Mapping Emergent Childhoods and Justin Bieber Fan Culture

Open Access
Author:
Sherbine, Kortney Beth
Graduate Program:
Curriculum and Instruction
Degree:
Doctor of Philosophy
Document Type:
Dissertation
Date of Defense:
February 21, 2014
Committee Members:
  • Gail Louise Boldt, Dissertation Advisor
  • Gail Louise Boldt, Committee Chair
  • Christine Thompson, Committee Member
  • Kimberly Anne Powell, Committee Member
  • Charles Richard Garoian, Committee Member
Keywords:
  • childhood
  • fan culture
  • Gilles Deleuze
  • Félix Guattari
  • assemblage
  • nomad
  • becoming
  • desire
Abstract:
My dissertation emerges as an experiment in thinking about children and their encounters with popular culture. I am particularly interested in the ways in which children’s encounters with other bodies and materials produce transformations that allow them to transcend representational images of childhood. Drawing from the philosophies of Gilles Deleuze and Félix Guattari, I take up this dissertation as an ontological project as I consider the potentials of childhood. That is, I work to conceptualize childhood as emergent, relational, and non-teleological. My dissertation research involves very specific contexts of children’s encounters with popular culture. I consider participant observation research data from two Justin Bieber concerts and a university art program to think about the disparate ways in which children engage with and what emerges from their relationships with Bieber fan culture, in particular.
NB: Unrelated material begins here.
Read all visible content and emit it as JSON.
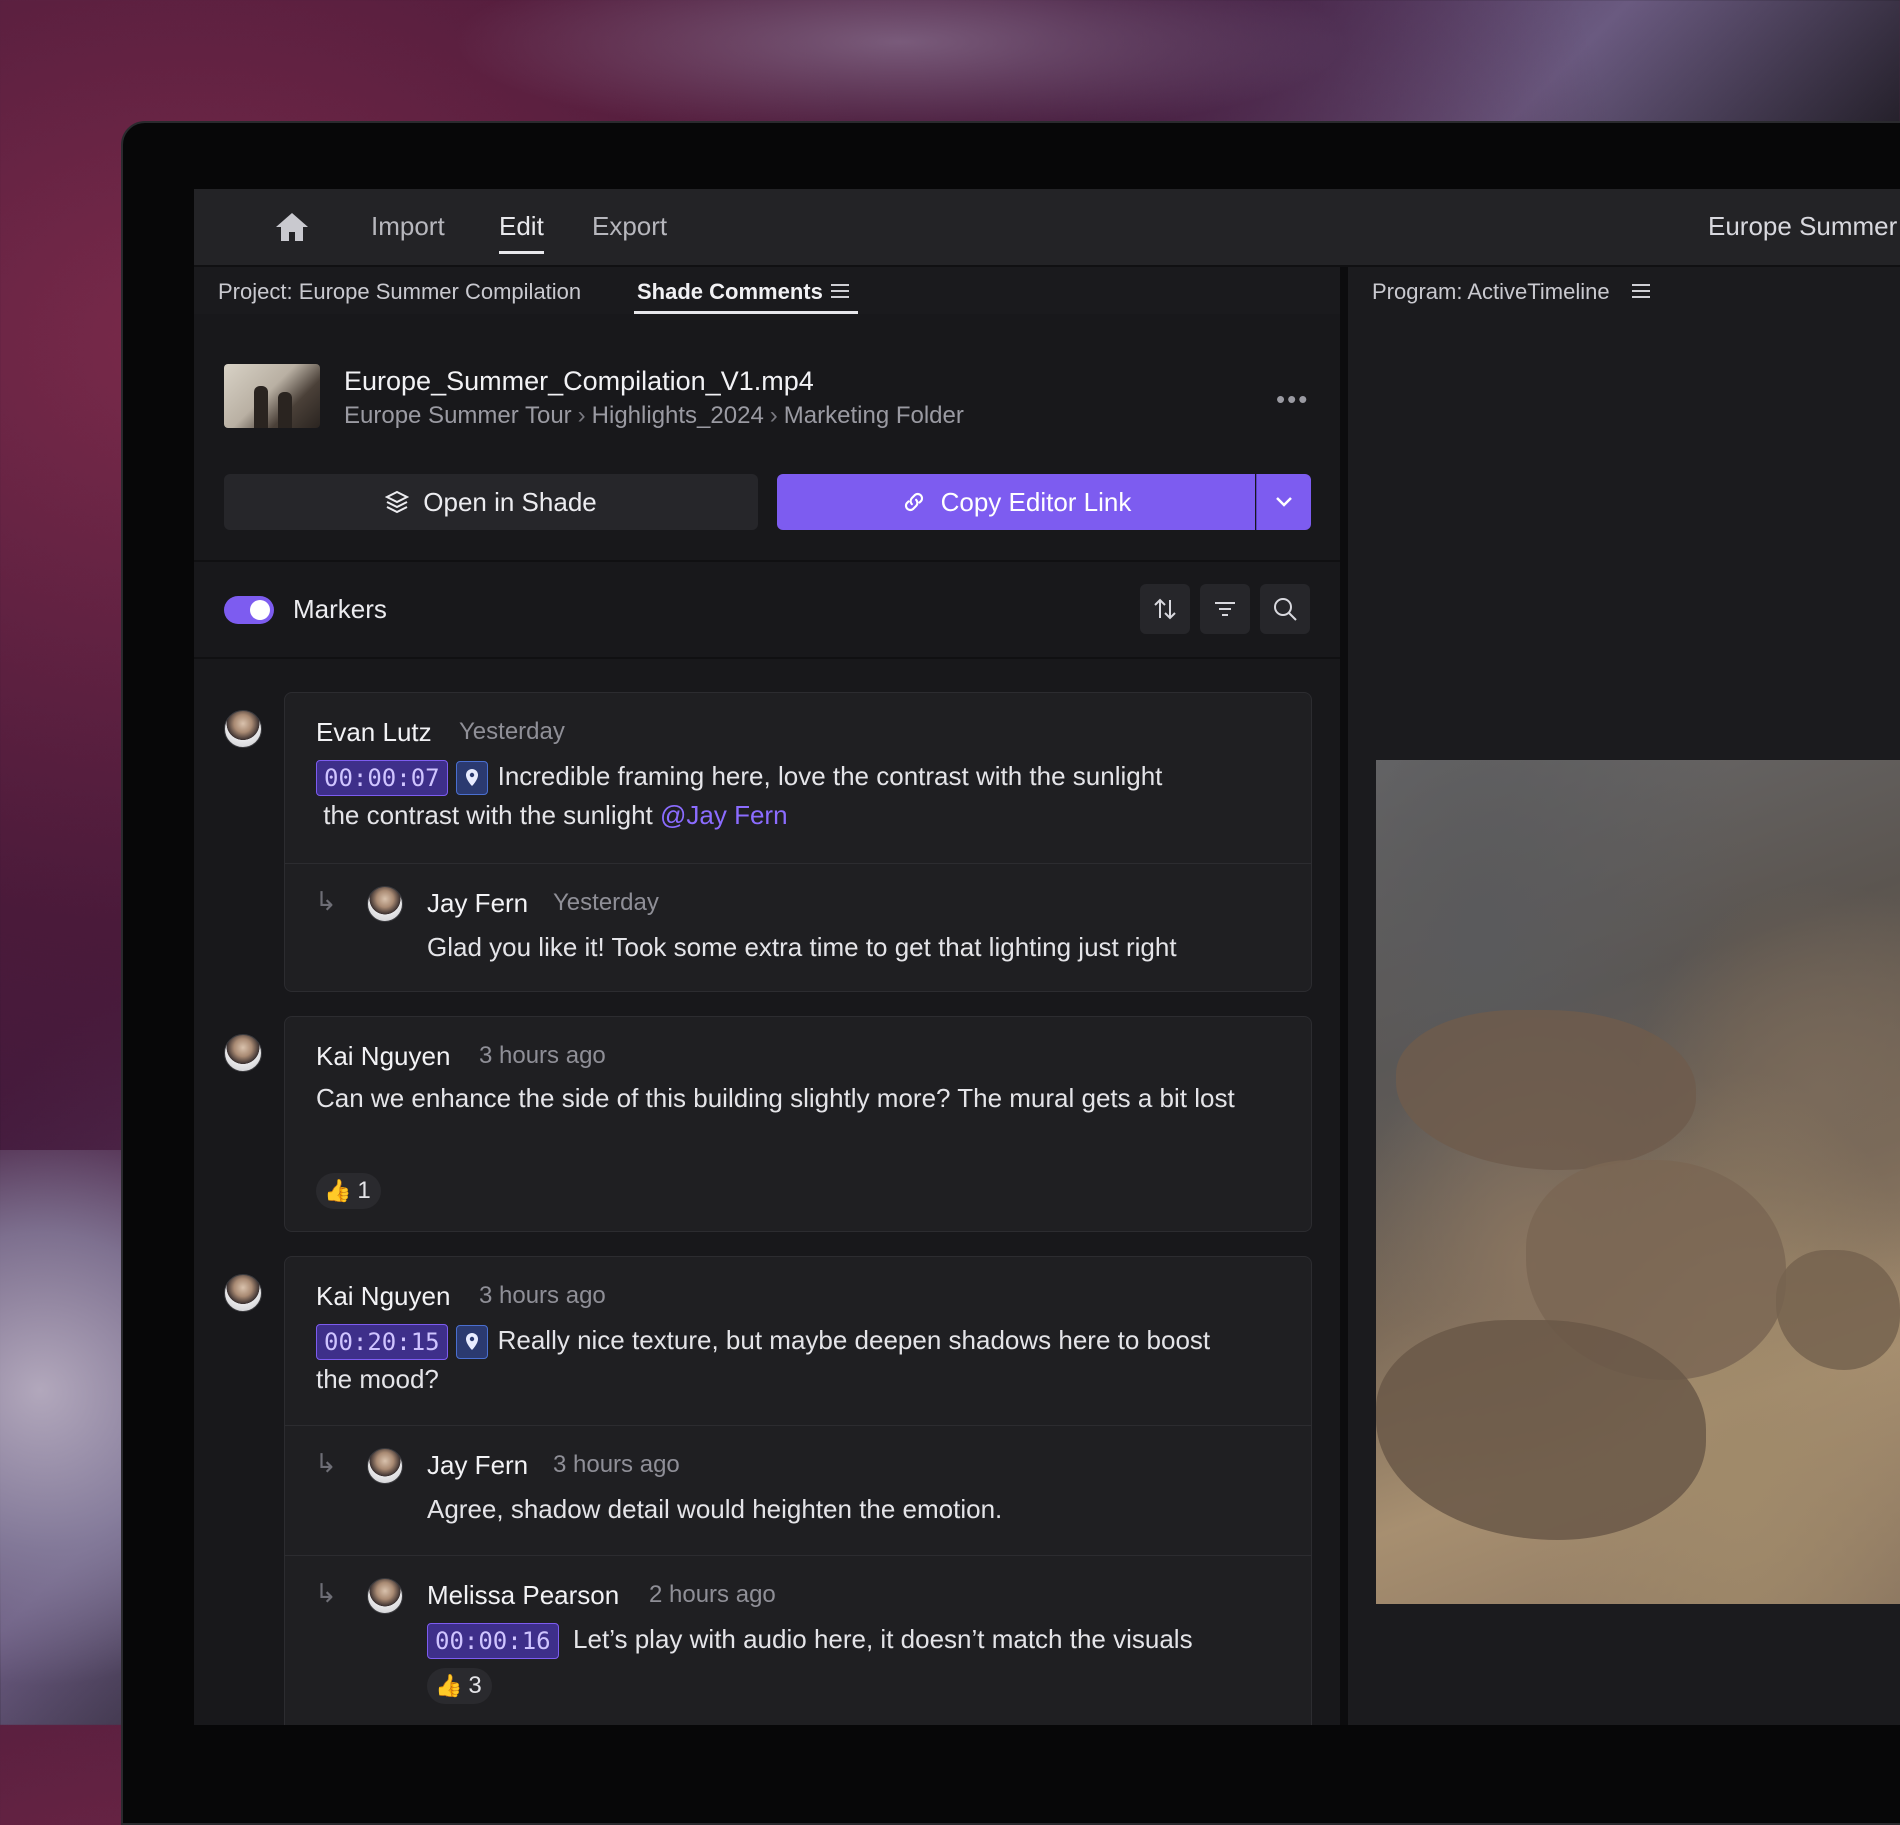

I also consider a YouTube video of a young fan of Justin Bieber as I think about the productive flows of desire that create ephemeral, contingent subjectivities. Additionally, I work through the entanglement of my own fandom and my uncertainty as a researcher as I deliberate on the affective potential that emerges in encounters among bodies and materials. In all of these deliberations, I plug in Deleuzoguattarian concepts such as nomadism, affect, desire, and becoming as I think about the difference that is produced in the assemblages of which children, fans, and researchers are a part. Finally, I consider what a reconceptualization of childhood might mean for relationships with children in classrooms. Drawing on a project that emerged in my own second grade classroom, I reconsider Deleuze and Guattari’s philosophies in order to think about the ways in which relational and affective pedagogy might honor what it is that children are interested in, what their encounters are capable of, and what they are becoming.